Understanding GMV and GPV is important because these metrics show Shopify's market share of e-commerce sales around the globe. In 2021, global e-commerce sales were estimated to be $4.9 trillion. Comparing that number to Shopify's annual GMV, the platform has approximately 3.6% market share when looking at the entire globe. Excluding China (Shopify doesn't operate in the country), which did approximately 50% of e-commerce sales in 2021, Shopify has a 7.2% market share of e-commerce sales.

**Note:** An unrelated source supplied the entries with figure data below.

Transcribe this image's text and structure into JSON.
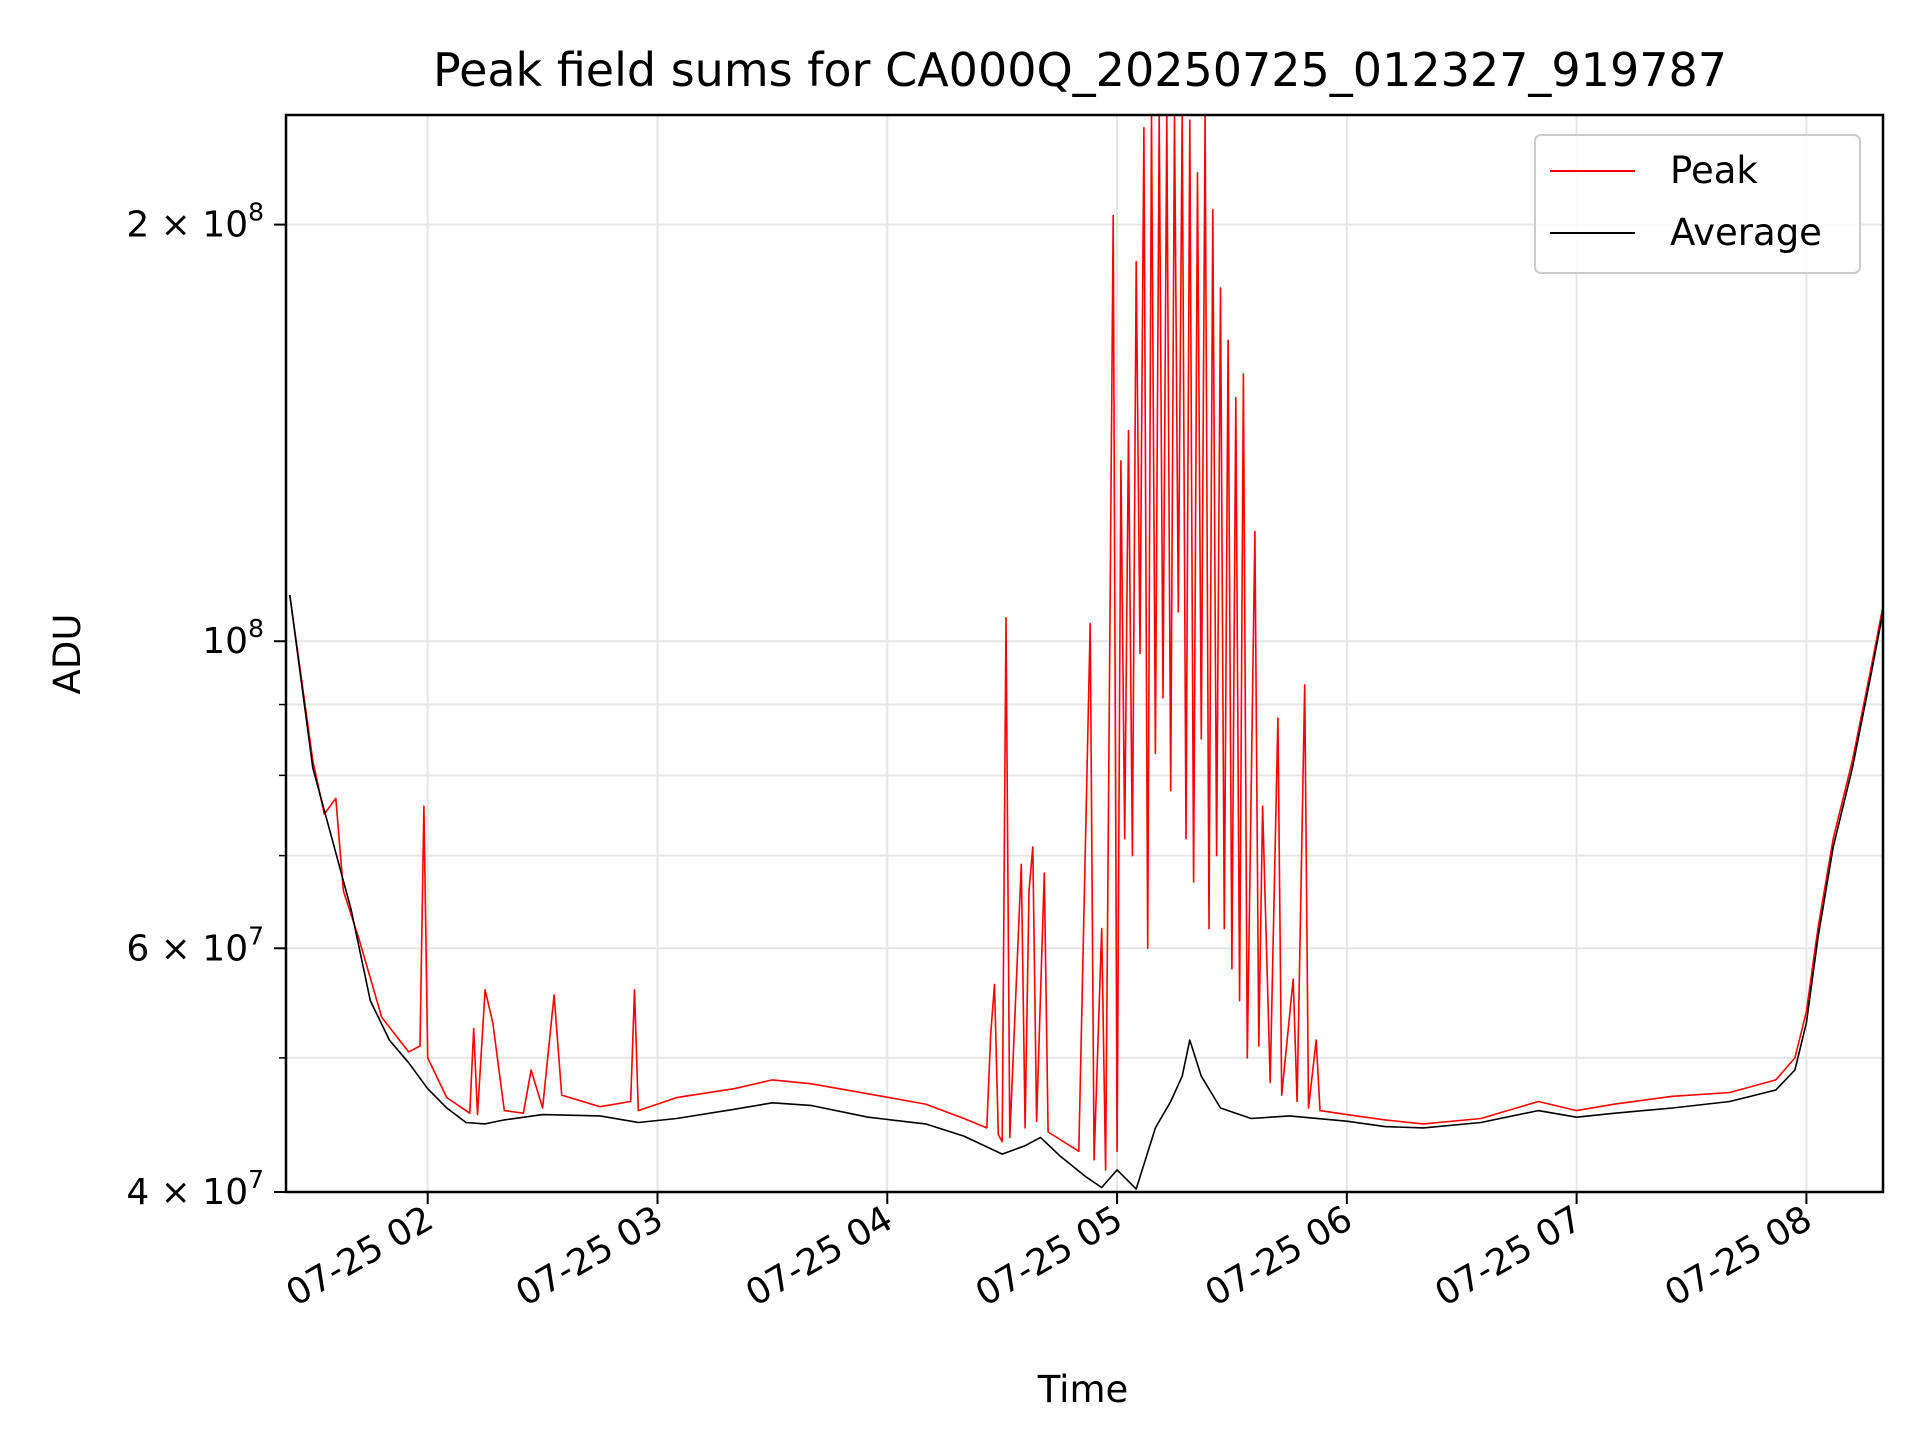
{
  "chart_data": {
    "type": "line",
    "title": "Peak field sums for CA000Q_20250725_012327_919787",
    "xlabel": "Time",
    "ylabel": "ADU",
    "yscale": "log",
    "xlim": [
      "2025-07-25 01:23",
      "2025-07-25 08:20"
    ],
    "ylim": [
      40000000,
      240000000
    ],
    "grid": true,
    "legend_position": "top-right",
    "x_ticks": [
      {
        "value": "2025-07-25 02:00",
        "label": "07-25 02"
      },
      {
        "value": "2025-07-25 03:00",
        "label": "07-25 03"
      },
      {
        "value": "2025-07-25 04:00",
        "label": "07-25 04"
      },
      {
        "value": "2025-07-25 05:00",
        "label": "07-25 05"
      },
      {
        "value": "2025-07-25 06:00",
        "label": "07-25 06"
      },
      {
        "value": "2025-07-25 07:00",
        "label": "07-25 07"
      },
      {
        "value": "2025-07-25 08:00",
        "label": "07-25 08"
      }
    ],
    "y_ticks": [
      {
        "value": 40000000,
        "label_base": "4 × 10",
        "label_exp": "7"
      },
      {
        "value": 60000000,
        "label_base": "6 × 10",
        "label_exp": "7"
      },
      {
        "value": 100000000,
        "label_base": "10",
        "label_exp": "8"
      },
      {
        "value": 200000000,
        "label_base": "2 × 10",
        "label_exp": "8"
      }
    ],
    "y_minor_ticks": [
      50000000,
      70000000,
      80000000,
      90000000
    ],
    "series": [
      {
        "name": "Peak",
        "color": "#ff0000",
        "points": [
          [
            "2025-07-25 01:24",
            108000000
          ],
          [
            "2025-07-25 01:30",
            82000000
          ],
          [
            "2025-07-25 01:33",
            75000000
          ],
          [
            "2025-07-25 01:36",
            77000000
          ],
          [
            "2025-07-25 01:38",
            66000000
          ],
          [
            "2025-07-25 01:42",
            61000000
          ],
          [
            "2025-07-25 01:48",
            53500000
          ],
          [
            "2025-07-25 01:55",
            50500000
          ],
          [
            "2025-07-25 01:58",
            51000000
          ],
          [
            "2025-07-25 01:59",
            76000000
          ],
          [
            "2025-07-25 02:00",
            50000000
          ],
          [
            "2025-07-25 02:05",
            46800000
          ],
          [
            "2025-07-25 02:11",
            45600000
          ],
          [
            "2025-07-25 02:12",
            52500000
          ],
          [
            "2025-07-25 02:13",
            45500000
          ],
          [
            "2025-07-25 02:15",
            56000000
          ],
          [
            "2025-07-25 02:17",
            53000000
          ],
          [
            "2025-07-25 02:20",
            45800000
          ],
          [
            "2025-07-25 02:25",
            45600000
          ],
          [
            "2025-07-25 02:27",
            49000000
          ],
          [
            "2025-07-25 02:30",
            46000000
          ],
          [
            "2025-07-25 02:33",
            55500000
          ],
          [
            "2025-07-25 02:35",
            47000000
          ],
          [
            "2025-07-25 02:45",
            46100000
          ],
          [
            "2025-07-25 02:53",
            46500000
          ],
          [
            "2025-07-25 02:54",
            56000000
          ],
          [
            "2025-07-25 02:55",
            45800000
          ],
          [
            "2025-07-25 03:05",
            46800000
          ],
          [
            "2025-07-25 03:20",
            47500000
          ],
          [
            "2025-07-25 03:30",
            48200000
          ],
          [
            "2025-07-25 03:40",
            47900000
          ],
          [
            "2025-07-25 03:55",
            47100000
          ],
          [
            "2025-07-25 04:10",
            46300000
          ],
          [
            "2025-07-25 04:20",
            45200000
          ],
          [
            "2025-07-25 04:26",
            44500000
          ],
          [
            "2025-07-25 04:27",
            52000000
          ],
          [
            "2025-07-25 04:28",
            56500000
          ],
          [
            "2025-07-25 04:29",
            44000000
          ],
          [
            "2025-07-25 04:30",
            43500000
          ],
          [
            "2025-07-25 04:31",
            104000000
          ],
          [
            "2025-07-25 04:32",
            43800000
          ],
          [
            "2025-07-25 04:35",
            69000000
          ],
          [
            "2025-07-25 04:36",
            44500000
          ],
          [
            "2025-07-25 04:37",
            66000000
          ],
          [
            "2025-07-25 04:38",
            71000000
          ],
          [
            "2025-07-25 04:39",
            45000000
          ],
          [
            "2025-07-25 04:41",
            68000000
          ],
          [
            "2025-07-25 04:42",
            44200000
          ],
          [
            "2025-07-25 04:50",
            42800000
          ],
          [
            "2025-07-25 04:53",
            103000000
          ],
          [
            "2025-07-25 04:54",
            42200000
          ],
          [
            "2025-07-25 04:56",
            62000000
          ],
          [
            "2025-07-25 04:57",
            41500000
          ],
          [
            "2025-07-25 04:59",
            203000000
          ],
          [
            "2025-07-25 05:00",
            42800000
          ],
          [
            "2025-07-25 05:01",
            135000000
          ],
          [
            "2025-07-25 05:02",
            72000000
          ],
          [
            "2025-07-25 05:03",
            142000000
          ],
          [
            "2025-07-25 05:04",
            70000000
          ],
          [
            "2025-07-25 05:05",
            188000000
          ],
          [
            "2025-07-25 05:06",
            98000000
          ],
          [
            "2025-07-25 05:07",
            235000000
          ],
          [
            "2025-07-25 05:08",
            60000000
          ],
          [
            "2025-07-25 05:09",
            240000000
          ],
          [
            "2025-07-25 05:10",
            83000000
          ],
          [
            "2025-07-25 05:11",
            240000000
          ],
          [
            "2025-07-25 05:12",
            91000000
          ],
          [
            "2025-07-25 05:13",
            240000000
          ],
          [
            "2025-07-25 05:14",
            78000000
          ],
          [
            "2025-07-25 05:15",
            240000000
          ],
          [
            "2025-07-25 05:16",
            105000000
          ],
          [
            "2025-07-25 05:17",
            240000000
          ],
          [
            "2025-07-25 05:18",
            72000000
          ],
          [
            "2025-07-25 05:19",
            238000000
          ],
          [
            "2025-07-25 05:20",
            67000000
          ],
          [
            "2025-07-25 05:21",
            218000000
          ],
          [
            "2025-07-25 05:22",
            85000000
          ],
          [
            "2025-07-25 05:23",
            240000000
          ],
          [
            "2025-07-25 05:24",
            62000000
          ],
          [
            "2025-07-25 05:25",
            205000000
          ],
          [
            "2025-07-25 05:26",
            70000000
          ],
          [
            "2025-07-25 05:27",
            180000000
          ],
          [
            "2025-07-25 05:28",
            62000000
          ],
          [
            "2025-07-25 05:29",
            165000000
          ],
          [
            "2025-07-25 05:30",
            58000000
          ],
          [
            "2025-07-25 05:31",
            150000000
          ],
          [
            "2025-07-25 05:32",
            55000000
          ],
          [
            "2025-07-25 05:33",
            156000000
          ],
          [
            "2025-07-25 05:34",
            50000000
          ],
          [
            "2025-07-25 05:36",
            120000000
          ],
          [
            "2025-07-25 05:37",
            51000000
          ],
          [
            "2025-07-25 05:38",
            76000000
          ],
          [
            "2025-07-25 05:40",
            48000000
          ],
          [
            "2025-07-25 05:42",
            88000000
          ],
          [
            "2025-07-25 05:43",
            47000000
          ],
          [
            "2025-07-25 05:46",
            57000000
          ],
          [
            "2025-07-25 05:47",
            46500000
          ],
          [
            "2025-07-25 05:49",
            93000000
          ],
          [
            "2025-07-25 05:50",
            46000000
          ],
          [
            "2025-07-25 05:52",
            51500000
          ],
          [
            "2025-07-25 05:53",
            45800000
          ],
          [
            "2025-07-25 06:00",
            45500000
          ],
          [
            "2025-07-25 06:10",
            45100000
          ],
          [
            "2025-07-25 06:20",
            44800000
          ],
          [
            "2025-07-25 06:35",
            45200000
          ],
          [
            "2025-07-25 06:50",
            46500000
          ],
          [
            "2025-07-25 07:00",
            45800000
          ],
          [
            "2025-07-25 07:10",
            46300000
          ],
          [
            "2025-07-25 07:25",
            46900000
          ],
          [
            "2025-07-25 07:40",
            47200000
          ],
          [
            "2025-07-25 07:52",
            48200000
          ],
          [
            "2025-07-25 07:57",
            50000000
          ],
          [
            "2025-07-25 08:00",
            54000000
          ],
          [
            "2025-07-25 08:03",
            62000000
          ],
          [
            "2025-07-25 08:07",
            72000000
          ],
          [
            "2025-07-25 08:12",
            82000000
          ],
          [
            "2025-07-25 08:17",
            96000000
          ],
          [
            "2025-07-25 08:20",
            106000000
          ]
        ]
      },
      {
        "name": "Average",
        "color": "#000000",
        "points": [
          [
            "2025-07-25 01:24",
            108000000
          ],
          [
            "2025-07-25 01:30",
            81000000
          ],
          [
            "2025-07-25 01:35",
            72000000
          ],
          [
            "2025-07-25 01:40",
            64000000
          ],
          [
            "2025-07-25 01:45",
            55000000
          ],
          [
            "2025-07-25 01:50",
            51500000
          ],
          [
            "2025-07-25 01:55",
            49600000
          ],
          [
            "2025-07-25 02:00",
            47500000
          ],
          [
            "2025-07-25 02:05",
            46000000
          ],
          [
            "2025-07-25 02:10",
            44900000
          ],
          [
            "2025-07-25 02:15",
            44800000
          ],
          [
            "2025-07-25 02:20",
            45100000
          ],
          [
            "2025-07-25 02:30",
            45500000
          ],
          [
            "2025-07-25 02:45",
            45400000
          ],
          [
            "2025-07-25 02:55",
            44900000
          ],
          [
            "2025-07-25 03:05",
            45200000
          ],
          [
            "2025-07-25 03:20",
            45900000
          ],
          [
            "2025-07-25 03:30",
            46400000
          ],
          [
            "2025-07-25 03:40",
            46200000
          ],
          [
            "2025-07-25 03:55",
            45300000
          ],
          [
            "2025-07-25 04:10",
            44800000
          ],
          [
            "2025-07-25 04:20",
            43900000
          ],
          [
            "2025-07-25 04:30",
            42600000
          ],
          [
            "2025-07-25 04:36",
            43200000
          ],
          [
            "2025-07-25 04:40",
            43800000
          ],
          [
            "2025-07-25 04:45",
            42500000
          ],
          [
            "2025-07-25 04:52",
            41000000
          ],
          [
            "2025-07-25 04:56",
            40300000
          ],
          [
            "2025-07-25 05:00",
            41500000
          ],
          [
            "2025-07-25 05:05",
            40200000
          ],
          [
            "2025-07-25 05:10",
            44500000
          ],
          [
            "2025-07-25 05:14",
            46500000
          ],
          [
            "2025-07-25 05:17",
            48500000
          ],
          [
            "2025-07-25 05:19",
            51500000
          ],
          [
            "2025-07-25 05:22",
            48500000
          ],
          [
            "2025-07-25 05:27",
            46000000
          ],
          [
            "2025-07-25 05:35",
            45200000
          ],
          [
            "2025-07-25 05:45",
            45400000
          ],
          [
            "2025-07-25 06:00",
            45000000
          ],
          [
            "2025-07-25 06:10",
            44600000
          ],
          [
            "2025-07-25 06:20",
            44500000
          ],
          [
            "2025-07-25 06:35",
            44900000
          ],
          [
            "2025-07-25 06:50",
            45800000
          ],
          [
            "2025-07-25 07:00",
            45300000
          ],
          [
            "2025-07-25 07:10",
            45600000
          ],
          [
            "2025-07-25 07:25",
            46000000
          ],
          [
            "2025-07-25 07:40",
            46500000
          ],
          [
            "2025-07-25 07:52",
            47400000
          ],
          [
            "2025-07-25 07:57",
            49000000
          ],
          [
            "2025-07-25 08:00",
            53000000
          ],
          [
            "2025-07-25 08:03",
            61000000
          ],
          [
            "2025-07-25 08:07",
            71000000
          ],
          [
            "2025-07-25 08:12",
            81000000
          ],
          [
            "2025-07-25 08:17",
            95000000
          ],
          [
            "2025-07-25 08:20",
            105000000
          ]
        ]
      }
    ]
  }
}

Shopify has grown its market share in e-commerce by growing its GMV faster than the overall industry, which investors should expect to continue over the next few years. But even if Shopify just maintains its 7.2% market share in its addressable markets, the business will likely grow along with the overall industry, as it is expected to hit over $7 trillion in annual spending in 2025.

3. Shopify has minimal direct competition

Shopify has a lot of competition from online marketplaces like Amazon, MercadoLibre, eBay, and Sea Limited. However, there are only a few other large competitors that have copied Shopify's model of being the back-end software that powers other DTC e-commerce websites. These include website builders like BigCommerce, Wix, and Squarespace, which all have decent e-commerce tools. Shopify is still the clear leader though, growing revenue at a faster rate than all three of these competitors.

Identifying the competitive landscape is important. The fact that Shopify is the runaway leader in its e-commerce niche indicates to me the platform will win the majority of new merchants who want to sell directly to consumers online. This will not only lead to increased subscription revenue but also payments revenue over the next few years and beyond. 

One reason to sell

You're probably realizing by now that Shopify is a high-quality business. So what could hold back the stock from performing well for investors? One word: valuation. 

As of this writing, Shopify's stock has a market cap of $85 billion. In 2021, it generated $4.6 billion in revenue. This gives the stock a price-to-sales ratio (P/S) of 18.5, much higher than the average P/S of 3 for the S&P 500.

Now, Shopify is growing much faster and has higher margins (54% gross margins in 2021) than the average stock in the S&P 500. But the price you pay for a stock still matters. If there's anything that will prevent Shopify from putting up good returns for shareholders over the next decade, its the valuation.